Sean Gallup, Getty Images
Sean Gallup, Getty Images

The Garden State's overall rank on the United Health Foundation's America's Health Rankings dropped from No. 9 last year. Massachusetts landed the No. 1 spot. Mississippi ranked last.

The report looked at 35 measures covering behaviors, community and environment, policy, clinical care and outcomes.

New Jersey topped the nation, with Massachusetts, for its ratio of dentists to residents — 80.7 per 100,000 population.

At a rate approaching 90 percent, New Jersey came in second overall for high school graduation.

"The thought always is when you have a higher-educated population, their health tends to be better, they tend to have a higher level ... of health literacy," Dr. Marilyn Gordon, chief medical officer for UnitedHealthcare of New Jersey, told New Jersey 101.5.

The smoking prevalence among adults — 14 percent — ranked eighth among the states.

New Jersey ranked fifth-best for both its infant mortality rate and premature death rate.

On the flip side, only four states fared worse than New Jersey for physical inactivity, according to the report.
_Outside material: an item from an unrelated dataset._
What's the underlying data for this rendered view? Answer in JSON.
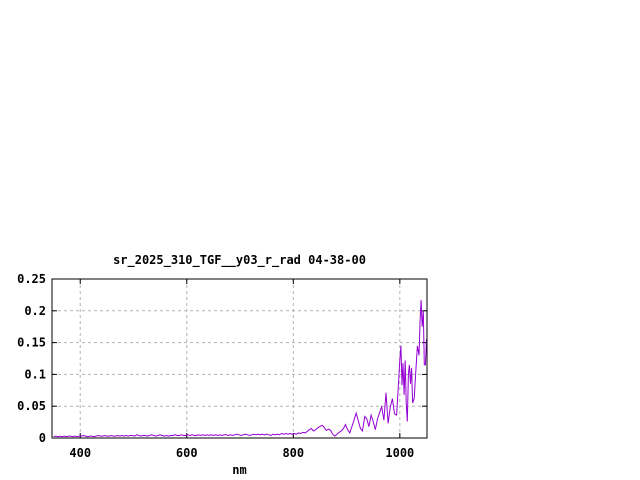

About 30 percent of New Jersey adults reported doing no physical activity or exercise, other than work, over the past 30 days.

New Jersey's 27 percent of adults considered obese ranked 13th nationally.

Drug deaths in the state jumped from 8.1 per 100,000 population to 14.8 over the past 10 years.

The number of mental health providers per 100,000 residents registered at 189 in New Jersey — 31st among the states. The best state, Massachusetts, has 547 providers per 100,000 people.

The state also ranked in the bottom 25 for air pollution, public health funding, uninsured residents and preventable hospitalizations, among other measures.